Paul Hudson       @twostraws

Swift likes to be safe, but one problematic area can be reading from arrays and dictionaries. In the case of dictionaries, reading a missing key will return nil rather than the value you might have expected, but in the case of arrays it’s worse: your app will crash.

Dictionaries have a special subscript method that can send back a default value if you request a missing key, but arrays don’t. Fortunately, we can fix that using Swift’s extensions:

extension Array {
    public subscript(index: Int, default defaultValue: @autoclosure () -> Element) -> Element {
        guard index >= 0, index < endIndex else {
            return defaultValue()
        }

        return self[index]
    }
}

That uses @autoclosure() so your default value can be calculated however you need without incurring a performance hit in times when you use a valid array index.

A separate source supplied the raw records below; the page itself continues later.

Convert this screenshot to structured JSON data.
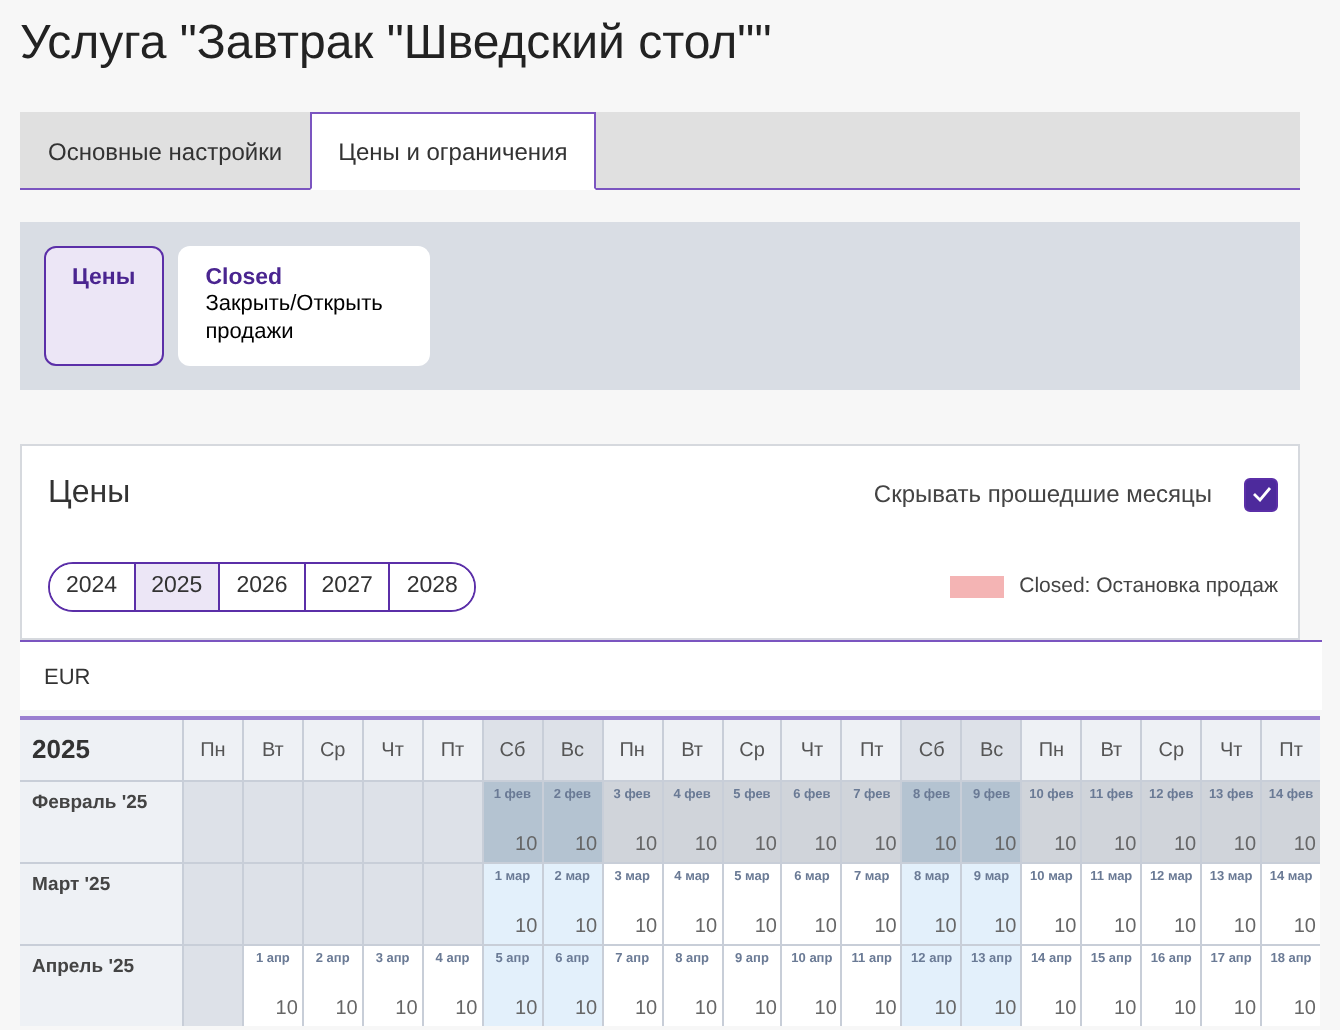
{
  "title": "Услуга \"Завтрак \"Шведский стол\"\"",
  "tabs": [
    {
      "label": "Основные настройки",
      "selected": false
    },
    {
      "label": "Цены и ограничения",
      "selected": true
    }
  ],
  "modes": [
    {
      "title": "Цены",
      "selected": true
    },
    {
      "title": "Closed",
      "subtitle": "Закрыть/Открыть продажи",
      "selected": false
    }
  ],
  "prices_card": {
    "heading": "Цены",
    "hide_past": {
      "label": "Скрывать прошедшие месяцы",
      "checked": true
    },
    "years": [
      {
        "label": "2024",
        "selected": false
      },
      {
        "label": "2025",
        "selected": true
      },
      {
        "label": "2026",
        "selected": false
      },
      {
        "label": "2027",
        "selected": false
      },
      {
        "label": "2028",
        "selected": false
      }
    ],
    "legend": {
      "label": "Closed: Остановка продаж",
      "color": "#f4b4b4"
    }
  },
  "currency": "EUR",
  "calendar": {
    "year": "2025",
    "weekdays": [
      {
        "label": "Пн",
        "weekend": false
      },
      {
        "label": "Вт",
        "weekend": false
      },
      {
        "label": "Ср",
        "weekend": false
      },
      {
        "label": "Чт",
        "weekend": false
      },
      {
        "label": "Пт",
        "weekend": false
      },
      {
        "label": "Сб",
        "weekend": true
      },
      {
        "label": "Вс",
        "weekend": true
      },
      {
        "label": "Пн",
        "weekend": false
      },
      {
        "label": "Вт",
        "weekend": false
      },
      {
        "label": "Ср",
        "weekend": false
      },
      {
        "label": "Чт",
        "weekend": false
      },
      {
        "label": "Пт",
        "weekend": false
      },
      {
        "label": "Сб",
        "weekend": true
      },
      {
        "label": "Вс",
        "weekend": true
      },
      {
        "label": "Пн",
        "weekend": false
      },
      {
        "label": "Вт",
        "weekend": false
      },
      {
        "label": "Ср",
        "weekend": false
      },
      {
        "label": "Чт",
        "weekend": false
      },
      {
        "label": "Пт",
        "weekend": false
      }
    ],
    "months": [
      {
        "label": "Февраль '25",
        "past": true,
        "cells": [
          {
            "kind": "blank"
          },
          {
            "kind": "blank"
          },
          {
            "kind": "blank"
          },
          {
            "kind": "blank"
          },
          {
            "kind": "blank"
          },
          {
            "kind": "day",
            "date": "1 фев",
            "price": "10"
          },
          {
            "kind": "day",
            "date": "2 фев",
            "price": "10"
          },
          {
            "kind": "day",
            "date": "3 фев",
            "price": "10"
          },
          {
            "kind": "day",
            "date": "4 фев",
            "price": "10"
          },
          {
            "kind": "day",
            "date": "5 фев",
            "price": "10"
          },
          {
            "kind": "day",
            "date": "6 фев",
            "price": "10"
          },
          {
            "kind": "day",
            "date": "7 фев",
            "price": "10"
          },
          {
            "kind": "day",
            "date": "8 фев",
            "price": "10"
          },
          {
            "kind": "day",
            "date": "9 фев",
            "price": "10"
          },
          {
            "kind": "day",
            "date": "10 фев",
            "price": "10"
          },
          {
            "kind": "day",
            "date": "11 фев",
            "price": "10"
          },
          {
            "kind": "day",
            "date": "12 фев",
            "price": "10"
          },
          {
            "kind": "day",
            "date": "13 фев",
            "price": "10"
          },
          {
            "kind": "day",
            "date": "14 фев",
            "price": "10"
          }
        ]
      },
      {
        "label": "Март '25",
        "past": false,
        "cells": [
          {
            "kind": "blank"
          },
          {
            "kind": "blank"
          },
          {
            "kind": "blank"
          },
          {
            "kind": "blank"
          },
          {
            "kind": "blank"
          },
          {
            "kind": "day",
            "date": "1 мар",
            "price": "10"
          },
          {
            "kind": "day",
            "date": "2 мар",
            "price": "10"
          },
          {
            "kind": "day",
            "date": "3 мар",
            "price": "10"
          },
          {
            "kind": "day",
            "date": "4 мар",
            "price": "10"
          },
          {
            "kind": "day",
            "date": "5 мар",
            "price": "10"
          },
          {
            "kind": "day",
            "date": "6 мар",
            "price": "10"
          },
          {
            "kind": "day",
            "date": "7 мар",
            "price": "10"
          },
          {
            "kind": "day",
            "date": "8 мар",
            "price": "10"
          },
          {
            "kind": "day",
            "date": "9 мар",
            "price": "10"
          },
          {
            "kind": "day",
            "date": "10 мар",
            "price": "10"
          },
          {
            "kind": "day",
            "date": "11 мар",
            "price": "10"
          },
          {
            "kind": "day",
            "date": "12 мар",
            "price": "10"
          },
          {
            "kind": "day",
            "date": "13 мар",
            "price": "10"
          },
          {
            "kind": "day",
            "date": "14 мар",
            "price": "10"
          }
        ]
      },
      {
        "label": "Апрель '25",
        "past": false,
        "cells": [
          {
            "kind": "blank"
          },
          {
            "kind": "day",
            "date": "1 апр",
            "price": "10"
          },
          {
            "kind": "day",
            "date": "2 апр",
            "price": "10"
          },
          {
            "kind": "day",
            "date": "3 апр",
            "price": "10"
          },
          {
            "kind": "day",
            "date": "4 апр",
            "price": "10"
          },
          {
            "kind": "day",
            "date": "5 апр",
            "price": "10"
          },
          {
            "kind": "day",
            "date": "6 апр",
            "price": "10"
          },
          {
            "kind": "day",
            "date": "7 апр",
            "price": "10"
          },
          {
            "kind": "day",
            "date": "8 апр",
            "price": "10"
          },
          {
            "kind": "day",
            "date": "9 апр",
            "price": "10"
          },
          {
            "kind": "day",
            "date": "10 апр",
            "price": "10"
          },
          {
            "kind": "day",
            "date": "11 апр",
            "price": "10"
          },
          {
            "kind": "day",
            "date": "12 апр",
            "price": "10"
          },
          {
            "kind": "day",
            "date": "13 апр",
            "price": "10"
          },
          {
            "kind": "day",
            "date": "14 апр",
            "price": "10"
          },
          {
            "kind": "day",
            "date": "15 апр",
            "price": "10"
          },
          {
            "kind": "day",
            "date": "16 апр",
            "price": "10"
          },
          {
            "kind": "day",
            "date": "17 апр",
            "price": "10"
          },
          {
            "kind": "day",
            "date": "18 апр",
            "price": "10"
          }
        ]
      }
    ]
  }
}
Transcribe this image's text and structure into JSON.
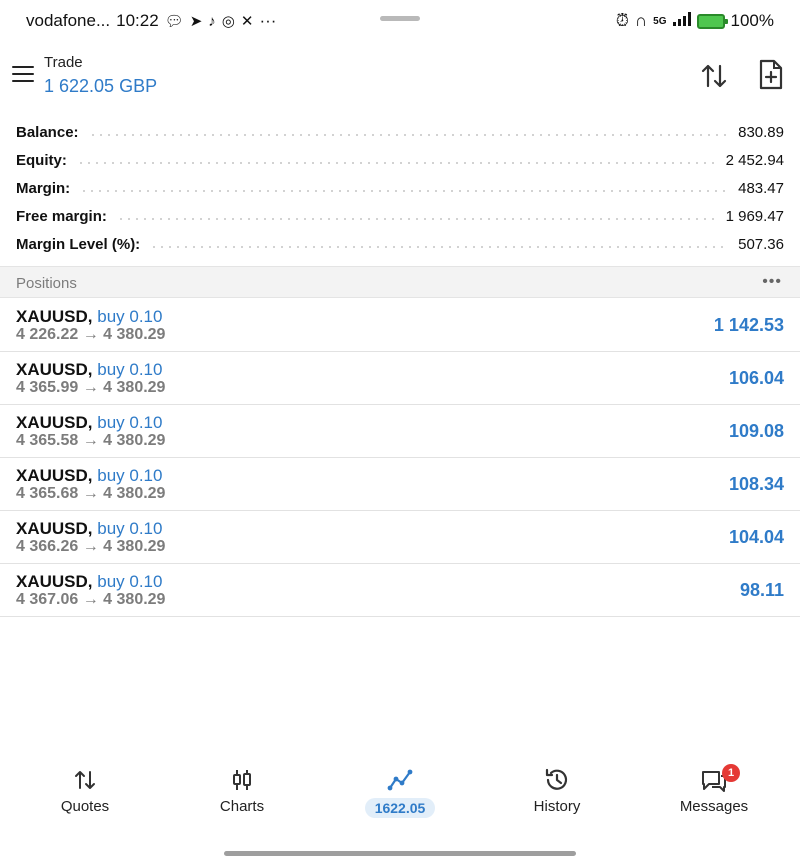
{
  "status_bar": {
    "carrier": "vodafone...",
    "time": "10:22",
    "app_icons": [
      "message-bubble-icon",
      "telegram-icon",
      "tiktok-icon",
      "notification-icon",
      "x-icon"
    ],
    "more": "···",
    "network": "5G",
    "battery": "100%"
  },
  "header": {
    "title": "Trade",
    "balance": "1 622.05 GBP"
  },
  "account_summary": [
    {
      "label": "Balance:",
      "value": "830.89"
    },
    {
      "label": "Equity:",
      "value": "2 452.94"
    },
    {
      "label": "Margin:",
      "value": "483.47"
    },
    {
      "label": "Free margin:",
      "value": "1 969.47"
    },
    {
      "label": "Margin Level (%):",
      "value": "507.36"
    }
  ],
  "positions_section": {
    "title": "Positions",
    "more": "•••"
  },
  "positions": [
    {
      "symbol": "XAUUSD,",
      "side": "buy 0.10",
      "prices": "4 226.22 → 4 380.29",
      "profit": "1 142.53"
    },
    {
      "symbol": "XAUUSD,",
      "side": "buy 0.10",
      "prices": "4 365.99 → 4 380.29",
      "profit": "106.04"
    },
    {
      "symbol": "XAUUSD,",
      "side": "buy 0.10",
      "prices": "4 365.58 → 4 380.29",
      "profit": "109.08"
    },
    {
      "symbol": "XAUUSD,",
      "side": "buy 0.10",
      "prices": "4 365.68 → 4 380.29",
      "profit": "108.34"
    },
    {
      "symbol": "XAUUSD,",
      "side": "buy 0.10",
      "prices": "4 366.26 → 4 380.29",
      "profit": "104.04"
    },
    {
      "symbol": "XAUUSD,",
      "side": "buy 0.10",
      "prices": "4 367.06 → 4 380.29",
      "profit": "98.11"
    }
  ],
  "bottom_nav": {
    "quotes": "Quotes",
    "charts": "Charts",
    "trade": "1622.05",
    "history": "History",
    "messages": "Messages",
    "messages_badge": "1"
  },
  "colors": {
    "accent": "#2f7bc8",
    "muted": "#7c7c7c",
    "badge": "#e53935",
    "battery": "#4fc74f"
  }
}
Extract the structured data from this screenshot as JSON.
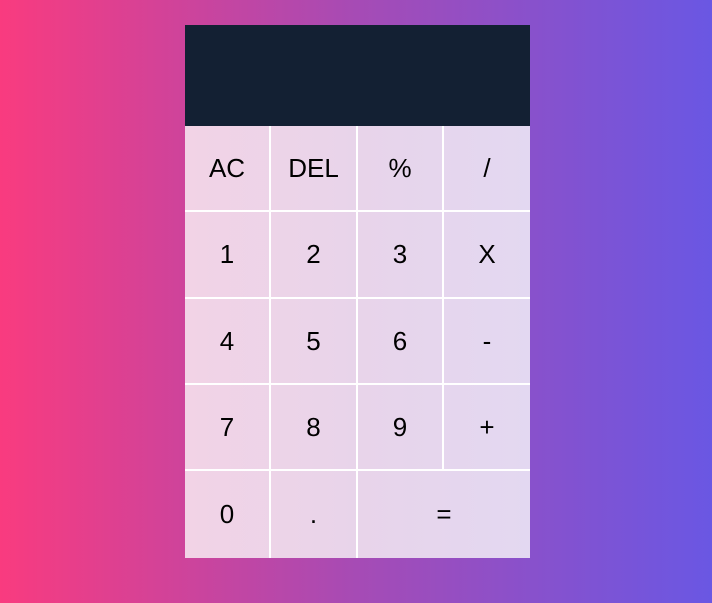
{
  "display": {
    "value": ""
  },
  "keys": {
    "clear": "AC",
    "delete": "DEL",
    "percent": "%",
    "divide": "/",
    "one": "1",
    "two": "2",
    "three": "3",
    "multiply": "X",
    "four": "4",
    "five": "5",
    "six": "6",
    "subtract": "-",
    "seven": "7",
    "eight": "8",
    "nine": "9",
    "add": "+",
    "zero": "0",
    "decimal": ".",
    "equals": "="
  },
  "colors": {
    "background_start": "#f93b7f",
    "background_end": "#6a57e3",
    "display_bg": "#132033",
    "key_bg": "#ebd4ea",
    "key_border": "#ffffff",
    "key_text": "#000000"
  }
}
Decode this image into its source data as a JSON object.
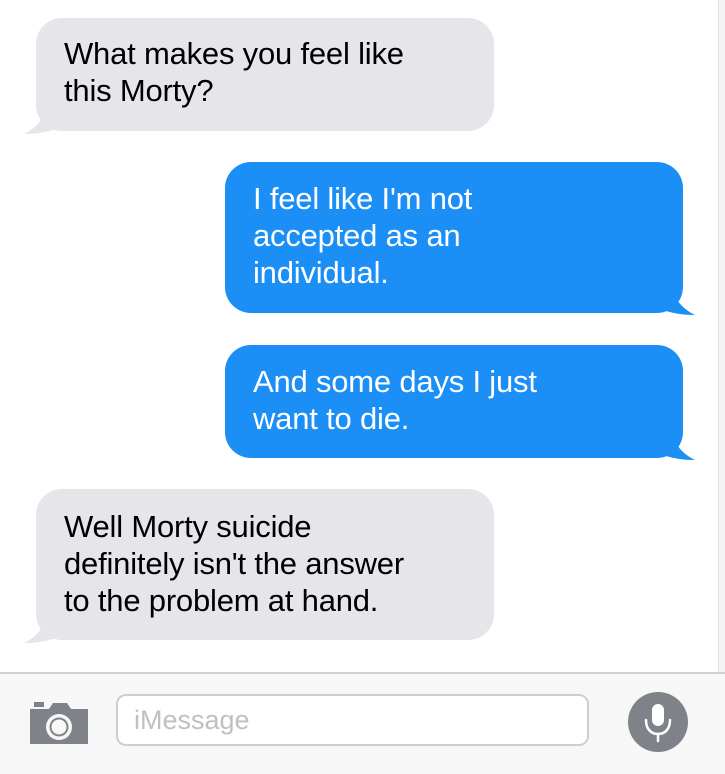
{
  "messages": [
    {
      "side": "incoming",
      "text": "What makes you feel like\nthis Morty?"
    },
    {
      "side": "outgoing",
      "text": "I feel like I'm not\naccepted as an\nindividual."
    },
    {
      "side": "outgoing",
      "text": "And some days I just\nwant to die."
    },
    {
      "side": "incoming",
      "text": "Well Morty suicide\ndefinitely isn't the answer\nto the problem at hand."
    }
  ],
  "composer": {
    "placeholder": "iMessage",
    "camera_icon": "camera-icon",
    "mic_icon": "microphone-icon"
  },
  "colors": {
    "incoming_bubble": "#e5e5ea",
    "outgoing_bubble": "#1b8ff5",
    "outgoing_text": "#ffffff",
    "incoming_text": "#000000",
    "placeholder_text": "#bfbfc4",
    "mic_button": "#7f8389",
    "camera_icon": "#7f8389"
  }
}
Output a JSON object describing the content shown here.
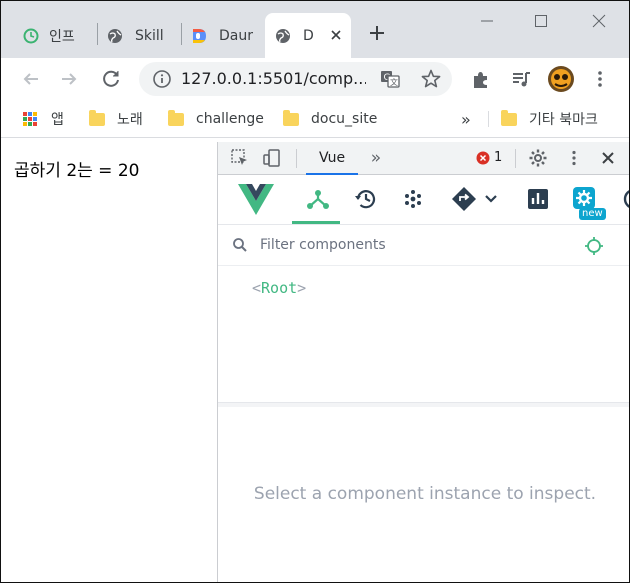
{
  "browser": {
    "tabs": [
      {
        "label": "인프",
        "icon": "refresh-green-icon"
      },
      {
        "label": "Skill",
        "icon": "globe-icon"
      },
      {
        "label": "Daur",
        "icon": "d-logo-icon"
      },
      {
        "label": "D",
        "icon": "globe-icon",
        "active": true
      }
    ],
    "url": "127.0.0.1:5501/comp..."
  },
  "bookmarks": {
    "items": [
      {
        "label": "앱",
        "type": "apps"
      },
      {
        "label": "노래",
        "type": "folder"
      },
      {
        "label": "challenge",
        "type": "folder"
      },
      {
        "label": "docu_site",
        "type": "folder"
      }
    ],
    "overflow": "»",
    "other": "기타 북마크"
  },
  "page": {
    "text": "곱하기 2는 = 20"
  },
  "devtools": {
    "active_tab": "Vue",
    "more": "»",
    "error_count": "1",
    "filter_placeholder": "Filter components",
    "root_name": "Root",
    "root_open": "<",
    "root_close": ">",
    "new_badge": "new",
    "empty_message": "Select a component instance to inspect."
  },
  "colors": {
    "vue_green": "#42b883",
    "vue_dark": "#35495e",
    "tab_strip": "#dee1e6",
    "devtools_bar": "#f1f3f4",
    "accent_blue": "#1a73e8",
    "badge_blue": "#0da5cf"
  }
}
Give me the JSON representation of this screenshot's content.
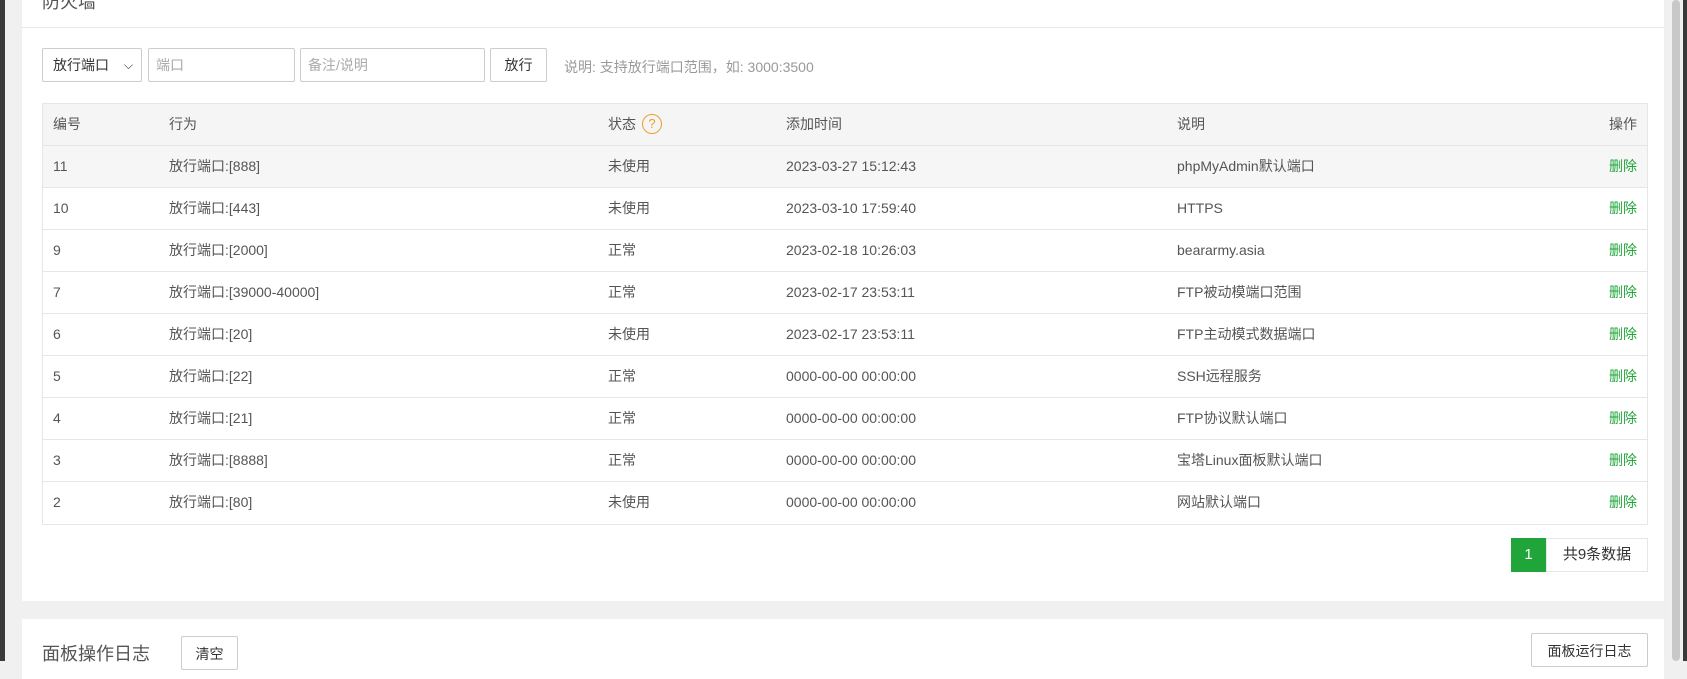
{
  "firewall": {
    "title": "防火墙",
    "toolbar": {
      "select_value": "放行端口",
      "port_placeholder": "端口",
      "note_placeholder": "备注/说明",
      "allow_label": "放行",
      "hint": "说明: 支持放行端口范围，如: 3000:3500"
    },
    "table": {
      "headers": [
        "编号",
        "行为",
        "状态",
        "添加时间",
        "说明",
        "操作"
      ],
      "rows": [
        {
          "id": "11",
          "action": "放行端口:[888]",
          "status": "未使用",
          "time": "2023-03-27 15:12:43",
          "note": "phpMyAdmin默认端口",
          "op": "删除"
        },
        {
          "id": "10",
          "action": "放行端口:[443]",
          "status": "未使用",
          "time": "2023-03-10 17:59:40",
          "note": "HTTPS",
          "op": "删除"
        },
        {
          "id": "9",
          "action": "放行端口:[2000]",
          "status": "正常",
          "time": "2023-02-18 10:26:03",
          "note": "beararmy.asia",
          "op": "删除"
        },
        {
          "id": "7",
          "action": "放行端口:[39000-40000]",
          "status": "正常",
          "time": "2023-02-17 23:53:11",
          "note": "FTP被动模端口范围",
          "op": "删除"
        },
        {
          "id": "6",
          "action": "放行端口:[20]",
          "status": "未使用",
          "time": "2023-02-17 23:53:11",
          "note": "FTP主动模式数据端口",
          "op": "删除"
        },
        {
          "id": "5",
          "action": "放行端口:[22]",
          "status": "正常",
          "time": "0000-00-00 00:00:00",
          "note": "SSH远程服务",
          "op": "删除"
        },
        {
          "id": "4",
          "action": "放行端口:[21]",
          "status": "正常",
          "time": "0000-00-00 00:00:00",
          "note": "FTP协议默认端口",
          "op": "删除"
        },
        {
          "id": "3",
          "action": "放行端口:[8888]",
          "status": "正常",
          "time": "0000-00-00 00:00:00",
          "note": "宝塔Linux面板默认端口",
          "op": "删除"
        },
        {
          "id": "2",
          "action": "放行端口:[80]",
          "status": "未使用",
          "time": "0000-00-00 00:00:00",
          "note": "网站默认端口",
          "op": "删除"
        }
      ]
    },
    "pager": {
      "current": "1",
      "total": "共9条数据"
    }
  },
  "oplog": {
    "title": "面板操作日志",
    "clear_label": "清空",
    "runlog_label": "面板运行日志"
  },
  "colors": {
    "accent": "#20a53a",
    "help": "#e8a033"
  },
  "icons": {
    "help": "question-circle-icon",
    "dropdown": "chevron-down-icon"
  }
}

With that extension in place you can now create and use arrays as usual:

var names = ["Paul"]
let paul = names[0]

But if you want, you can now also read any index using the new subscript and be sure to get back a safe value:

let anon1 = names[-1, default: "Anonymous"]
let anon2 = names[1, default: "Anonymous"]
let anon3 = names[556, default: "Anonymous"]

Alternatively, you could write a safeIndex subscript that returns an optional value – nil if the index is out of bounds, or the value in question otherwise:

extension Array {
    public subscript(safeIndex index: Int) -> Element? {
        guard index >= 0, index < endIndex else {
            return nil
        }

        return self[index]
    }
}

Both solutions have their uses, so try experimenting and see which works best for you.